The likes of Skype, YouTube and others certainly have their place, but they do not make a truly professional alternative to the Sky TV, broadband internet access and PSTN/mobile telephony combination that many households and offices in the UK (and equivalent combinations across Europe, South-East Asia and the US) are currently subscribing to.
But why are most of us - whether in the office or home - spending huge amounts of money on this kind of combination of services? Surely there is a more efficient and more effective alternative?
There is also the issue of voice services - should a user be forced to take the IP telephony route, or should they have a more flexible option where the mobile and IP telephony worlds meet?
According to Craig Packer, chief executive of FourCast Media, this kind of flexibility is now a pre- requisite in bringing broadband internet packages into the workplace.

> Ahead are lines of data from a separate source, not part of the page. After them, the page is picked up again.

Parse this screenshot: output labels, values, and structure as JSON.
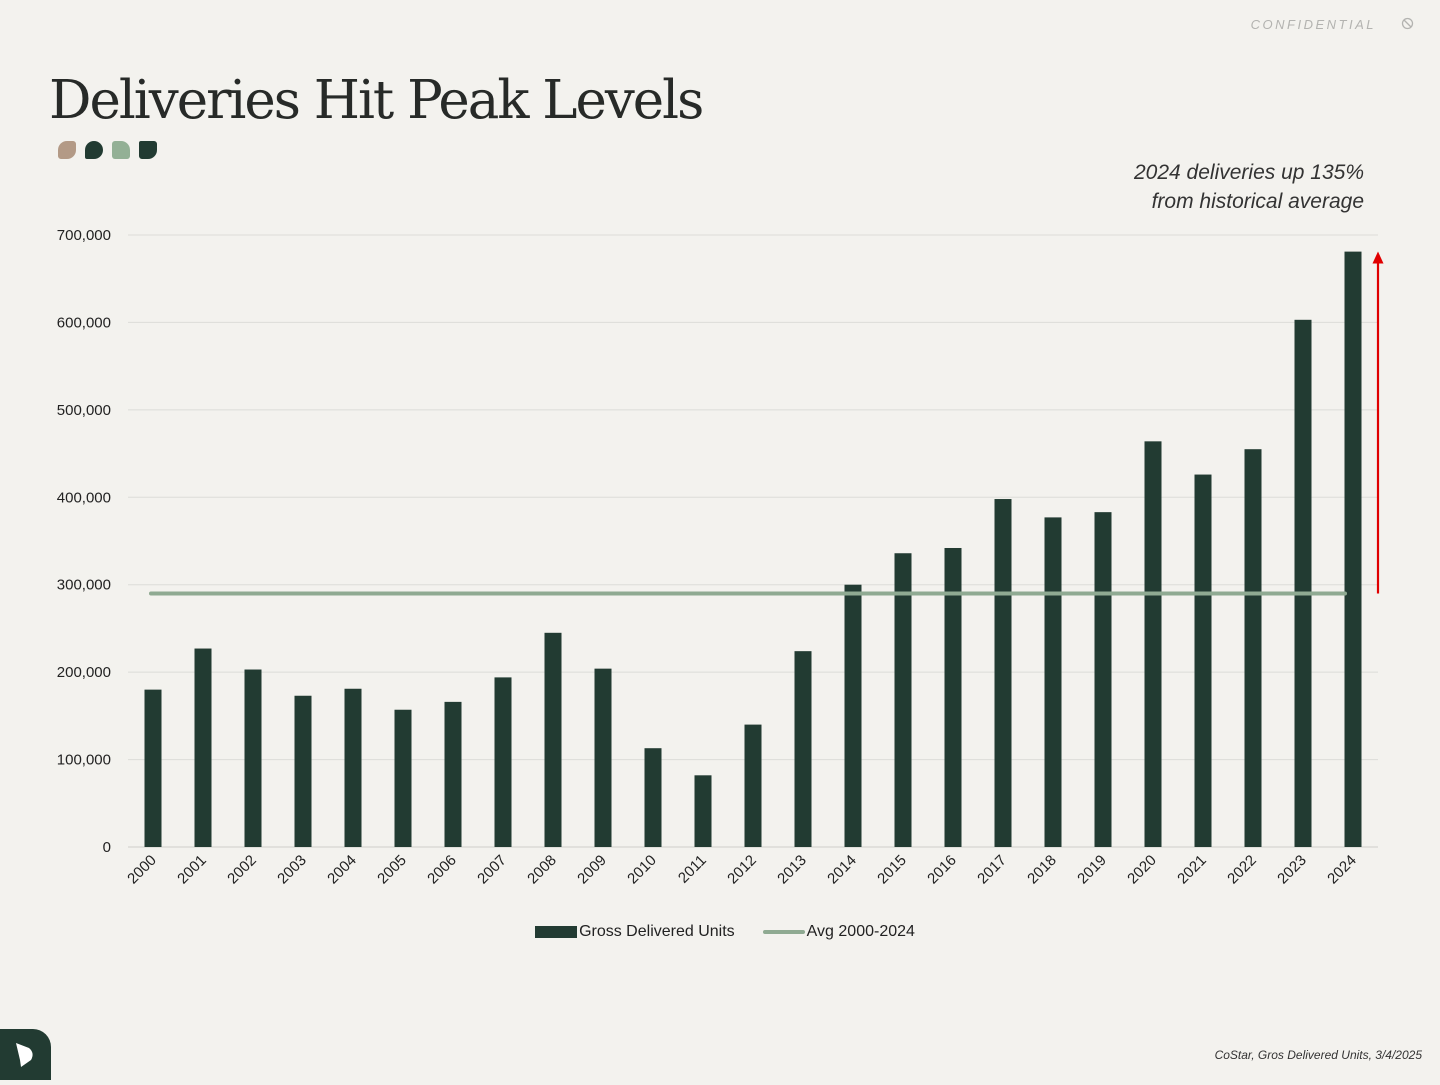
{
  "header": {
    "confidential_label": "CONFIDENTIAL",
    "confidential_icon": "no-entry-icon",
    "title": "Deliveries Hit Peak Levels"
  },
  "annotation": {
    "line1": "2024 deliveries up 135%",
    "line2": "from historical average"
  },
  "footer": {
    "source": "CoStar, Gros Delivered Units, 3/4/2025",
    "logo_icon": "brand-leaf-icon"
  },
  "colors": {
    "bar": "#223b32",
    "avg_line": "#8faa92",
    "arrow": "#e00000",
    "grid": "#dcdcd8"
  },
  "chart_data": {
    "type": "bar",
    "title": "Deliveries Hit Peak Levels",
    "xlabel": "",
    "ylabel": "",
    "ylim": [
      0,
      700000
    ],
    "grid": true,
    "legend_position": "bottom",
    "y_ticks": [
      0,
      100000,
      200000,
      300000,
      400000,
      500000,
      600000,
      700000
    ],
    "y_tick_labels": [
      "0",
      "100,000",
      "200,000",
      "300,000",
      "400,000",
      "500,000",
      "600,000",
      "700,000"
    ],
    "categories": [
      "2000",
      "2001",
      "2002",
      "2003",
      "2004",
      "2005",
      "2006",
      "2007",
      "2008",
      "2009",
      "2010",
      "2011",
      "2012",
      "2013",
      "2014",
      "2015",
      "2016",
      "2017",
      "2018",
      "2019",
      "2020",
      "2021",
      "2022",
      "2023",
      "2024"
    ],
    "series": [
      {
        "name": "Gross Delivered Units",
        "type": "bar",
        "values": [
          180000,
          227000,
          203000,
          173000,
          181000,
          157000,
          166000,
          194000,
          245000,
          204000,
          113000,
          82000,
          140000,
          224000,
          300000,
          336000,
          342000,
          398000,
          377000,
          383000,
          464000,
          426000,
          455000,
          603000,
          681000
        ]
      },
      {
        "name": "Avg 2000-2024",
        "type": "line",
        "value": 290000
      }
    ],
    "annotation": {
      "type": "arrow",
      "from_value": 290000,
      "to_value": 680000
    }
  }
}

The company is offering a complete delivery system including the Quadplayer set top box which provides domestic, business and public utility customers with simultaneous IP television, video on demand, data, and voice, including wireless.
These services are delivered down a single, standard internet connection - either wired or wireless - and designed for users across the board. "The technology is equally applicable in the business environment as in the home," said Packer.
"It also offers significant enhanced communication capabilities for local authorities, schools and colleges, as well as healthcare organisations, professional and financial services and security," he said.
Craig Easley, vice-president of marketing at Carrier Ethernet supplier Actelis Networks, believes it is inevitable that business and residential subscribers will look to maximise the cost and convenience advantages of a single provider of voice, video, internet and mobile services.
However, he said a lack of fibre optic cabling has frustrated operator's plans to deliver quad play services to date.
An alternative to fibre optics is copper, and Easley claims that Carrier Ethernet over copper can provide a 10-fold increase in the bandwidth in the access network over the existing voice-grade wiring.
"Delivering high performance Carrier Ethernet services over the copper infrastructure is an attractive way to upgrade the capacity of the access network without the need or expense of deploying a new fibre optic infrastructure," he said.
In business-to-business communications, the advantages of being able to distribute simultaneous video, voice and data streams are unarguable. As mobile technology also comes increasingly online with quad play services - a key direction according to Packer - so it also brings a wide array of new technology devices to market.
Already there are networked VoIP/Wi-Fi telephones, streaming media to mobile devices and many other convergent innovations. This spells opportunity for product suppliers, service providers and early adopter enterprises in equal measure.